On August 29, the Federal Trade Commission announced it had filed a landmark lawsuit against data broker Kochava for “selling geolocation data from hundreds of millions of mobile devices” that can be used to trace individuals’ time-stamped movements to sensitive locations. These include reproductive health clinics, places of worship, addiction recovery centers, and shelters for the unhoused and survivors of domestic violence. Kochava, the FTC alleges, “is enabling others to identify individuals and exposing them to threats of stigma, stalking, discrimination, job loss, and even physical violence.”
In response, the Idaho-based company claims that it “operates consistently and proactively in compliance with all rules and laws, including those specific to privacy.” In other words, Kochava relied on a core defense in the data broker playbook: Well, it’s legal.

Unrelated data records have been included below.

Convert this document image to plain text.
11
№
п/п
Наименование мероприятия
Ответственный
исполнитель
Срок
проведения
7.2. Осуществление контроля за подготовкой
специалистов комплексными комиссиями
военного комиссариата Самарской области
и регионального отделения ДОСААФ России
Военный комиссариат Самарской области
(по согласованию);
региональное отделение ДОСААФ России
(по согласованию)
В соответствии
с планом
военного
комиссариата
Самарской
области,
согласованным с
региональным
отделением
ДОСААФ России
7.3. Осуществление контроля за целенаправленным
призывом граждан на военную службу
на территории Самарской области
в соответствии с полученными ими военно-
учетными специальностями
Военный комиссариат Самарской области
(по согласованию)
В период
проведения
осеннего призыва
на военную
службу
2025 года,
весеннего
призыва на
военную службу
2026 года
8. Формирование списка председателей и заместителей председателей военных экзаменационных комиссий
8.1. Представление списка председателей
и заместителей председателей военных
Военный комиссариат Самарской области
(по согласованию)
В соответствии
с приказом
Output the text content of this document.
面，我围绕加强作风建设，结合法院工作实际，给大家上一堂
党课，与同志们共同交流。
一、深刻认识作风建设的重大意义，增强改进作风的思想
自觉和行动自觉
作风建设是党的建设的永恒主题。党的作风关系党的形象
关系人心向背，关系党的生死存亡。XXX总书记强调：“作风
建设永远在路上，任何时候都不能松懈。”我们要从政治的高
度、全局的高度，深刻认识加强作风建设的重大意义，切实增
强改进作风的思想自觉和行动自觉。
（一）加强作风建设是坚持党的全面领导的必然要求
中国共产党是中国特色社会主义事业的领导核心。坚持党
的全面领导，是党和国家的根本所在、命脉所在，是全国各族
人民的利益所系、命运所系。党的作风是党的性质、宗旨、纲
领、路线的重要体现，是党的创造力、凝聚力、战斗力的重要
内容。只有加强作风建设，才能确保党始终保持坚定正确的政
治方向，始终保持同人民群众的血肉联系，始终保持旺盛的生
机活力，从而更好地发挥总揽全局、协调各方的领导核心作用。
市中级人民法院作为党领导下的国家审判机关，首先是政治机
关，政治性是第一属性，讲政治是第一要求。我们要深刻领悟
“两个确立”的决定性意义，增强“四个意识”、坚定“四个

But this is like saying you’ve read every book on the subject when all that’s been written is a waiting-room brochure. In a colossal failure of US policymaking—and, in many cases, a product of deliberate attempts to undermine or neglect marginalized people’s privacy—the US has weak privacy laws in general. Very few laws in the US even relate to data brokers, let alone constrain their actions. Nonetheless, the fact that Kochava is not breaking the law doesn’t make its behavior harmless—and it doesn’t make the company immune from lawsuits, either. The FTC’s case could establish that this kind of data surveillance, monetization, and exploitation is an unfair or deceptive business practice, exposing brokers to punishment. And it has the argument to get there.